Denver Moon is a true Martian. She’s a native. Her grandfather Ojiisan and his partner Cole Hennessey were among the colonists. They build an intricate network of tunnels that is Mars City, where the workers and immigrants live. Everywhere she goes on the gritty streets and all the sordid characters who inhabit it, Denver Moon has her sidekick. He’s artificial intelligence named Smith. He is all-knowing, funny at times, and insistent at others. The exchanges with Smith are extremely well done.

So is the atmosphere. At one point, Denver Moon is staring deep down into Mars’ crust to her home, a circular hole thirty “levs” deep. “Resembling drunken spider webs, knots of wires ran every which way across the broad space. Neon lights—hundreds of them—dangled randomly form the cables, their high-voltage buzz creating the incessant drone of a hornet’s nest. Wet laundry hung from some of the makeshift clotheslines, and the smell of grilling meat—not Prime grade, but engineered to taste enough like the real thing—and spice floated on the air. Way down at the bottom, I could just see the shrine.
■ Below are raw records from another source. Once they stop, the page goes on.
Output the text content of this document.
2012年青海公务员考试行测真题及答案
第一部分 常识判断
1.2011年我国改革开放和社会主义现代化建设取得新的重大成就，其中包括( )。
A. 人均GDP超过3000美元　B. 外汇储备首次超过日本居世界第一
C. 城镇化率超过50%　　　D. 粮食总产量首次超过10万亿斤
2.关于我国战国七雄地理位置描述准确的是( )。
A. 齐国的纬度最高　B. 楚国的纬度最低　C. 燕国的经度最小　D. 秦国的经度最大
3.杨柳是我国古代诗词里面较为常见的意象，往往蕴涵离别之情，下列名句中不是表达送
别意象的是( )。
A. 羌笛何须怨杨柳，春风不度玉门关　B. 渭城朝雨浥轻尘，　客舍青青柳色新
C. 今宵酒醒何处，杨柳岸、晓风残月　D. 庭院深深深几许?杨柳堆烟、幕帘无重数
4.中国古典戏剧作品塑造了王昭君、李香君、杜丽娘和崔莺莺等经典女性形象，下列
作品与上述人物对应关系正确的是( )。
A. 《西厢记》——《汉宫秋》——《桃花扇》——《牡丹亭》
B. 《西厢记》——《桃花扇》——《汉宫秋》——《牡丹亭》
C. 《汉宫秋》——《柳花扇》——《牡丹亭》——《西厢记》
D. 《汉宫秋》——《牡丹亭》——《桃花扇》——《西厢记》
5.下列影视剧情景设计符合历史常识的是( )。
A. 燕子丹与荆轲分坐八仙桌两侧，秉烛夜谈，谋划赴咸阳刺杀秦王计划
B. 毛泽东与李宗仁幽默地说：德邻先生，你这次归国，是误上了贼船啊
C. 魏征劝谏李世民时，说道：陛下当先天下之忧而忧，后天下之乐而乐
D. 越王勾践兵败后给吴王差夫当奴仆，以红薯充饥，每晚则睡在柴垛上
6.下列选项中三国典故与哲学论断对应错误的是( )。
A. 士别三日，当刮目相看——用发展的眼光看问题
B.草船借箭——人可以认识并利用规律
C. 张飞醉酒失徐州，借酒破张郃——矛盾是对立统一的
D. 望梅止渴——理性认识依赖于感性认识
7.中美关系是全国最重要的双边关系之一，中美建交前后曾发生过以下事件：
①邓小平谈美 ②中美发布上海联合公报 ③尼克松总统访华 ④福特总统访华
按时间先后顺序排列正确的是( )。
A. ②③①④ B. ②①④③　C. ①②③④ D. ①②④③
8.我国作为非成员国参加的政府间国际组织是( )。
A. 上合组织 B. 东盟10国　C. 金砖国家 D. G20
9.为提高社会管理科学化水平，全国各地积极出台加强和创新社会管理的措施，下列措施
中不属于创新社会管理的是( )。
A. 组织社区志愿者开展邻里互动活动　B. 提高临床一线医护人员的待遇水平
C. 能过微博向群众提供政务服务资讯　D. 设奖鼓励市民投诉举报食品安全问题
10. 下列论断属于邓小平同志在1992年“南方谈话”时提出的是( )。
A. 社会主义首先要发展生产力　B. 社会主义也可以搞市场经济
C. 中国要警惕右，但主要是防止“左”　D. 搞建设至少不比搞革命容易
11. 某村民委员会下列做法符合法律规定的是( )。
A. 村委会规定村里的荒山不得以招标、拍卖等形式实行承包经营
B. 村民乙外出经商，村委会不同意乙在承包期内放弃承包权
Donated by the Church of Mars, the rotating crystalline structure trapped and reflected the blinking neon, drenching the bottom-most levs in heavy kaleidoscopic patterns.”

The paperback of Denver Moon: The Minds of Mars comes with a prequel short story “Metamorphosis” and a snippet-prequel of Book Two.  When fast action mixes with dynamic characters like Denver Moon, you’ll want to get “the feve” for this series in the early stages–so you can you were there in the early days, long before the Netflix series.